Liputan6.com, Jakarta - Koordinator Forum Masyarakat Peduli Parlemen Indonesia (Formappi) Sebastian Salang menilai, putusan Mahkamah Konstitusi (MK) yang mengabulkan permohonan uji materi Pasal 7 huruf r Undang-Undang Nomor 8 tahun 2015 tentang Pemilihan Kepala Daerah menjadi pelajaran untuk DPR.
Menurut dia, DPR sebagai lembaga yang menjalankan fungsi legislasi harus lebih berhati-hati dalam membuat Undang-undang. Jangan sampai DPR membuat Undang-Undang hanya menguntungkan pihak sendiri.
Baca Juga
"Putusan MK menjadi pelajaran penting untuk DPR. Undang-Undang jangan dijadikan alat kepentingan pragmatis mereka," kata Sebastian dalam diskusi 'MK dan Kejutan Terkait Pilkada' di kawasan Menteng, Jakarta Pusat, Sabtu (11/7/2015).
Advertisement
Dia menilai, cara DPR membuat atau merumuskan Undang-undang memiliki jangkauan yang pendek. Seperti dalam Undang-Undang Nomor 8 tahun 2015 tentang Pemilihan Kepala Daerah (Pilkada) cenderung memberikan keuntungan sendiri.
"Contohnya adalah pegawai negeri sipil harus berhenti kalau mau maju, sedangkan DPR tidak harus berhenti," ujar dia.‎
Ketua MK Arief Hidayat saat membacakan amar putusan sidang mengatakan, pasal 7 huruf r dalam UU Pilkada bertentangan dengan dengan UUD 1945.

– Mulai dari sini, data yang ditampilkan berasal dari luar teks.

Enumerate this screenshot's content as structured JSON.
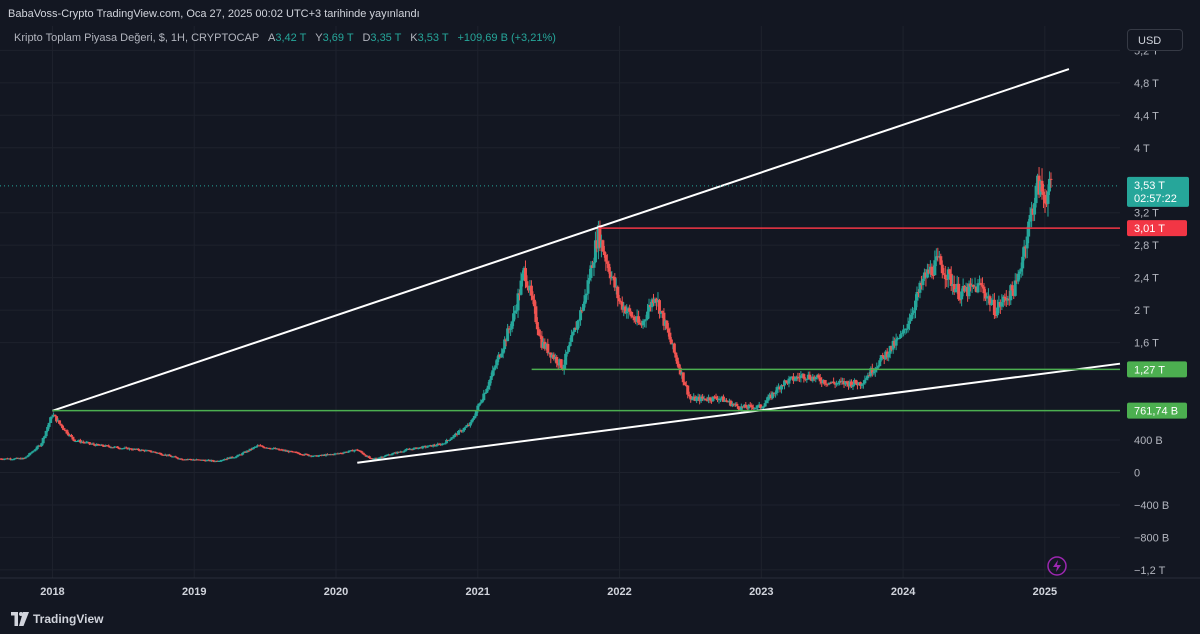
{
  "header": {
    "publisher_line": "BabaVoss-Crypto TradingView.com, Oca 27, 2025 00:02 UTC+3 tarihinde yayınlandı"
  },
  "legend": {
    "symbol": "Kripto Toplam Piyasa Değeri, $, 1H, CRYPTOCAP",
    "open_key": "A",
    "open_value": "3,42 T",
    "high_key": "Y",
    "high_value": "3,69 T",
    "low_key": "D",
    "low_value": "3,35 T",
    "close_key": "K",
    "close_value": "3,53 T",
    "change": "+109,69 B (+3,21%)",
    "up_color": "#26a69a"
  },
  "currency_button": "USD",
  "footer": {
    "brand": "TradingView",
    "logo_icon": "tradingview-logo-icon"
  },
  "colors": {
    "background": "#131722",
    "grid": "#1e222d",
    "up": "#26a69a",
    "down": "#ef5350",
    "trendline": "#ffffff",
    "support": "#4caf50",
    "resistance": "#f23645"
  },
  "chart_data": {
    "type": "candlestick",
    "y_unit": "USD",
    "ylim": [
      -1.3,
      5.5
    ],
    "y_ticks": [
      {
        "v": 5.2,
        "label": "5,2 T"
      },
      {
        "v": 4.8,
        "label": "4,8 T"
      },
      {
        "v": 4.4,
        "label": "4,4 T"
      },
      {
        "v": 4.0,
        "label": "4 T"
      },
      {
        "v": 3.2,
        "label": "3,2 T"
      },
      {
        "v": 2.8,
        "label": "2,8 T"
      },
      {
        "v": 2.4,
        "label": "2,4 T"
      },
      {
        "v": 2.0,
        "label": "2 T"
      },
      {
        "v": 1.6,
        "label": "1,6 T"
      },
      {
        "v": 0.4,
        "label": "400 B"
      },
      {
        "v": 0.0,
        "label": "0"
      },
      {
        "v": -0.4,
        "label": "−400 B"
      },
      {
        "v": -0.8,
        "label": "−800 B"
      },
      {
        "v": -1.2,
        "label": "−1,2 T"
      }
    ],
    "x_ticks": [
      "2018",
      "2019",
      "2020",
      "2021",
      "2022",
      "2023",
      "2024",
      "2025"
    ],
    "x_range": [
      2017.63,
      2025.53
    ],
    "price_path": [
      [
        2017.63,
        0.17
      ],
      [
        2017.8,
        0.17
      ],
      [
        2017.92,
        0.35
      ],
      [
        2018.0,
        0.72
      ],
      [
        2018.05,
        0.6
      ],
      [
        2018.15,
        0.4
      ],
      [
        2018.3,
        0.34
      ],
      [
        2018.5,
        0.3
      ],
      [
        2018.7,
        0.26
      ],
      [
        2018.9,
        0.17
      ],
      [
        2019.15,
        0.14
      ],
      [
        2019.3,
        0.2
      ],
      [
        2019.45,
        0.33
      ],
      [
        2019.6,
        0.28
      ],
      [
        2019.85,
        0.2
      ],
      [
        2020.0,
        0.23
      ],
      [
        2020.15,
        0.28
      ],
      [
        2020.25,
        0.16
      ],
      [
        2020.5,
        0.28
      ],
      [
        2020.75,
        0.35
      ],
      [
        2020.95,
        0.6
      ],
      [
        2021.1,
        1.2
      ],
      [
        2021.25,
        1.9
      ],
      [
        2021.33,
        2.5
      ],
      [
        2021.45,
        1.6
      ],
      [
        2021.6,
        1.3
      ],
      [
        2021.75,
        2.1
      ],
      [
        2021.85,
        2.95
      ],
      [
        2022.0,
        2.1
      ],
      [
        2022.15,
        1.8
      ],
      [
        2022.25,
        2.2
      ],
      [
        2022.4,
        1.4
      ],
      [
        2022.5,
        0.9
      ],
      [
        2022.7,
        0.92
      ],
      [
        2022.85,
        0.8
      ],
      [
        2023.0,
        0.81
      ],
      [
        2023.15,
        1.1
      ],
      [
        2023.3,
        1.2
      ],
      [
        2023.5,
        1.1
      ],
      [
        2023.7,
        1.1
      ],
      [
        2023.85,
        1.4
      ],
      [
        2024.0,
        1.7
      ],
      [
        2024.15,
        2.4
      ],
      [
        2024.25,
        2.6
      ],
      [
        2024.4,
        2.2
      ],
      [
        2024.55,
        2.3
      ],
      [
        2024.65,
        2.0
      ],
      [
        2024.8,
        2.3
      ],
      [
        2024.88,
        3.0
      ],
      [
        2024.95,
        3.55
      ],
      [
        2025.0,
        3.4
      ],
      [
        2025.05,
        3.53
      ]
    ],
    "current_price_label": "3,53 T",
    "countdown_label": "02:57:22",
    "price_labels": [
      {
        "v": 3.01,
        "label": "3,01 T",
        "kind": "resistance"
      },
      {
        "v": 1.27,
        "label": "1,27 T",
        "kind": "support"
      },
      {
        "v": 0.76174,
        "label": "761,74 B",
        "kind": "support"
      }
    ],
    "trendlines": [
      {
        "from": [
          2018.0,
          0.76
        ],
        "to": [
          2025.17,
          4.97
        ]
      },
      {
        "from": [
          2020.15,
          0.12
        ],
        "to": [
          2025.53,
          1.34
        ]
      }
    ],
    "horizontal_levels": [
      {
        "v": 3.01,
        "from": 2021.85,
        "to": 2025.53,
        "kind": "resistance"
      },
      {
        "v": 1.27,
        "from": 2021.38,
        "to": 2025.53,
        "kind": "support"
      },
      {
        "v": 0.76174,
        "from": 2018.0,
        "to": 2025.53,
        "kind": "support"
      }
    ]
  }
}
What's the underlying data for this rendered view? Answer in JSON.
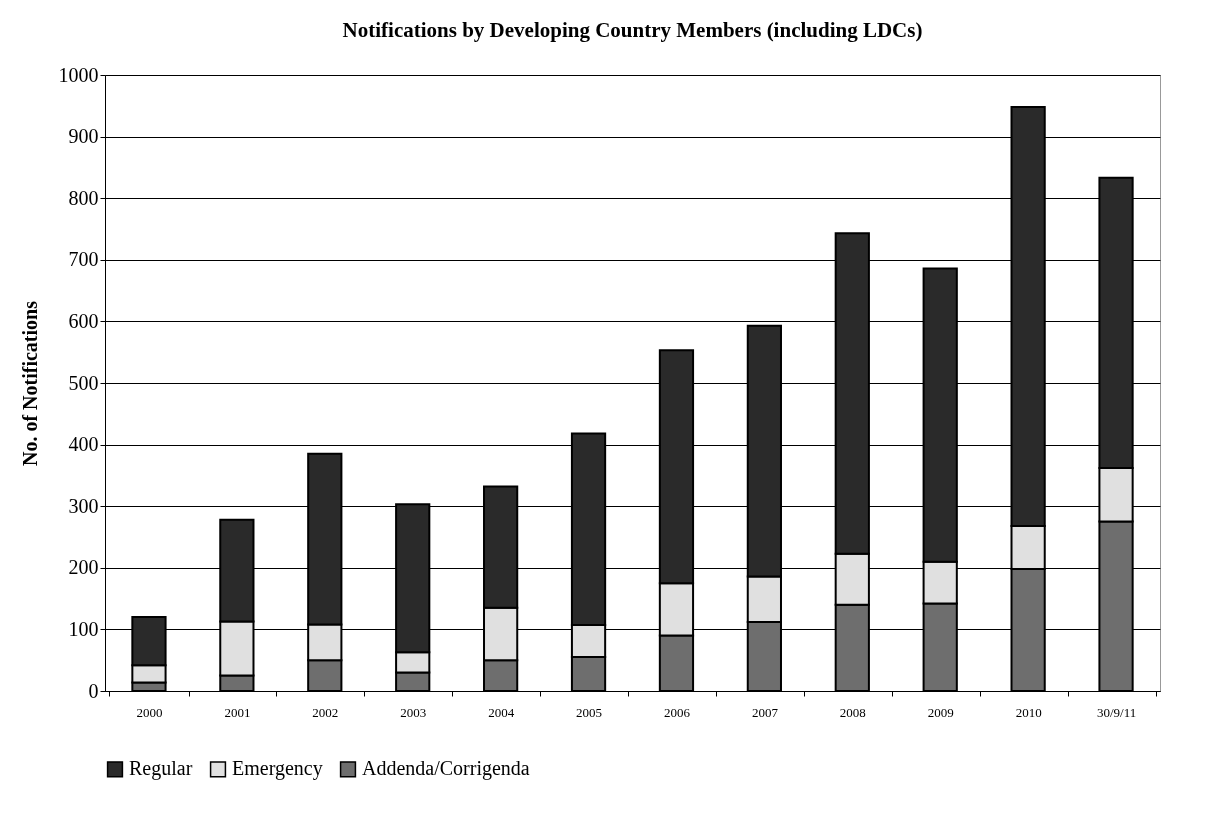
{
  "chart_data": {
    "type": "bar",
    "title": "Notifications by Developing Country Members (including LDCs)",
    "ylabel": "No. of Notifications",
    "categories": [
      "2000",
      "2001",
      "2002",
      "2003",
      "2004",
      "2005",
      "2006",
      "2007",
      "2008",
      "2009",
      "2010",
      "30/9/11"
    ],
    "stacked": true,
    "series": [
      {
        "name": "Addenda/Corrigenda",
        "color": "#6e6e6e",
        "values": [
          14,
          25,
          50,
          30,
          50,
          55,
          90,
          112,
          140,
          142,
          198,
          275
        ]
      },
      {
        "name": "Emergency",
        "color": "#e0e0e0",
        "values": [
          28,
          88,
          58,
          33,
          85,
          52,
          85,
          74,
          83,
          68,
          70,
          87
        ]
      },
      {
        "name": "Regular",
        "color": "#2a2a2a",
        "values": [
          78,
          165,
          277,
          240,
          197,
          311,
          378,
          407,
          520,
          476,
          680,
          471
        ]
      }
    ],
    "ylim": [
      0,
      1000
    ],
    "yticks": [
      0,
      100,
      200,
      300,
      400,
      500,
      600,
      700,
      800,
      900,
      1000
    ],
    "grid": "y",
    "legend": "bottom"
  }
}
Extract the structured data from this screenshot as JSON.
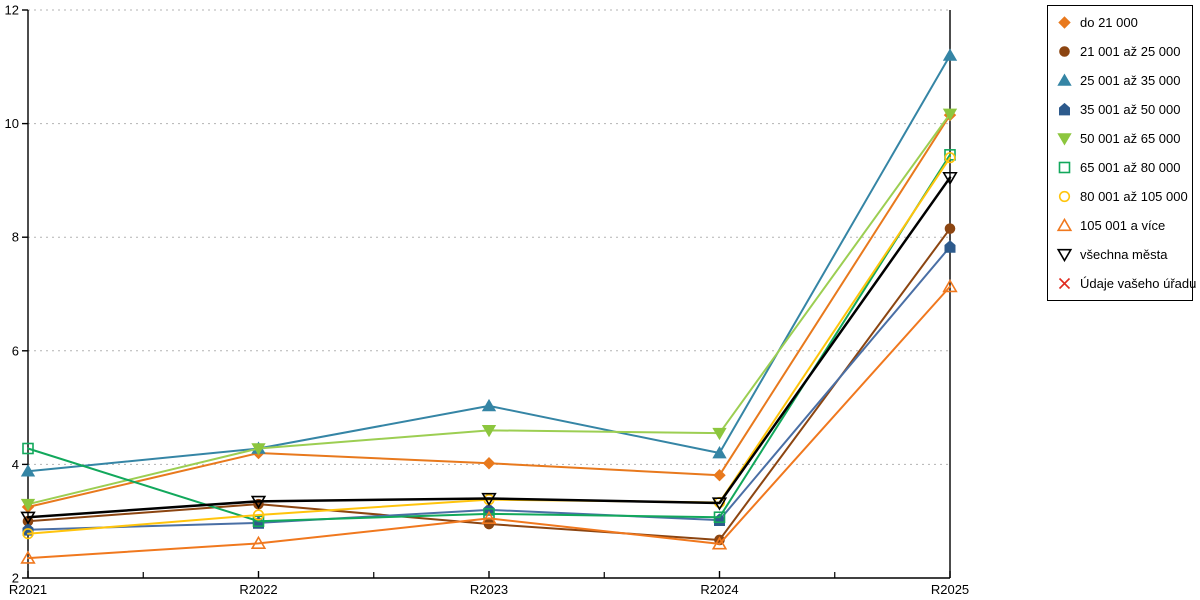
{
  "page": {
    "background": "#ffffff",
    "axis_color": "#000000",
    "grid_color": "#b3b3b3"
  },
  "chart_data": {
    "type": "line",
    "title": "",
    "xlabel": "",
    "ylabel": "",
    "categories": [
      "R2021",
      "R2022",
      "R2023",
      "R2024",
      "R2025"
    ],
    "ylim": [
      2,
      12
    ],
    "yticks": [
      2,
      4,
      6,
      8,
      10,
      12
    ],
    "grid": "horizontal-dotted",
    "legend_position": "right",
    "series": [
      {
        "name": "do 21 000",
        "color": "#E8791D",
        "marker": "diamond",
        "filled": true,
        "line_width": 2,
        "values": [
          3.25,
          4.2,
          4.02,
          3.81,
          10.15
        ]
      },
      {
        "name": "21 001 až 25 000",
        "color": "#8C4511",
        "marker": "circle",
        "filled": true,
        "line_width": 2,
        "values": [
          3.0,
          3.3,
          2.95,
          2.67,
          8.15
        ]
      },
      {
        "name": "25 001 až 35 000",
        "color": "#3585A5",
        "marker": "triup",
        "filled": true,
        "line_width": 2,
        "values": [
          3.88,
          4.28,
          5.03,
          4.2,
          11.2
        ]
      },
      {
        "name": "35 001 až 50 000",
        "color": "#2D5A8C",
        "marker": "pentagon",
        "filled": true,
        "line_width": 2,
        "line_color": "#4A6FA5",
        "values": [
          2.85,
          2.97,
          3.2,
          3.02,
          7.83
        ]
      },
      {
        "name": "50 001 až 65 000",
        "color": "#8CC63E",
        "marker": "tridown",
        "filled": true,
        "line_width": 2,
        "line_color": "#9CCE52",
        "values": [
          3.3,
          4.28,
          4.6,
          4.55,
          10.17
        ]
      },
      {
        "name": "65 001 až 80 000",
        "color": "#12A85C",
        "marker": "square",
        "filled": false,
        "line_width": 2,
        "values": [
          4.28,
          3.0,
          3.13,
          3.07,
          9.45
        ]
      },
      {
        "name": "80 001 až 105 000",
        "color": "#FFC40C",
        "marker": "circle",
        "filled": false,
        "line_width": 2,
        "values": [
          2.78,
          3.11,
          3.38,
          3.33,
          9.4
        ]
      },
      {
        "name": "105 001 a více",
        "color": "#F0781E",
        "marker": "triup",
        "filled": false,
        "line_width": 2,
        "values": [
          2.35,
          2.61,
          3.05,
          2.6,
          7.13
        ]
      },
      {
        "name": "všechna města",
        "color": "#000000",
        "marker": "tridown",
        "filled": false,
        "line_width": 2.5,
        "values": [
          3.07,
          3.35,
          3.4,
          3.32,
          9.05
        ]
      },
      {
        "name": "Údaje vašeho úřadu",
        "color": "#E02B20",
        "marker": "x",
        "filled": false,
        "line_width": 2,
        "values": []
      }
    ]
  }
}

"Pasal 7 huruf r soal syarat pencalonan bertentangan dengan Pasal 28 i ayat 2 yang bebas diskriminatif serta bertentangan dengan hak konstitusinal dan hak untuk dipilih dalam pemerintahan," kata Arief, di Gedung MK, Rabu 8 Juli 2015.
Dengan demikian, keluarga incumbent atau petahana bisa mencalonkan diri sebagai kepala daerah. (Mvi/ein)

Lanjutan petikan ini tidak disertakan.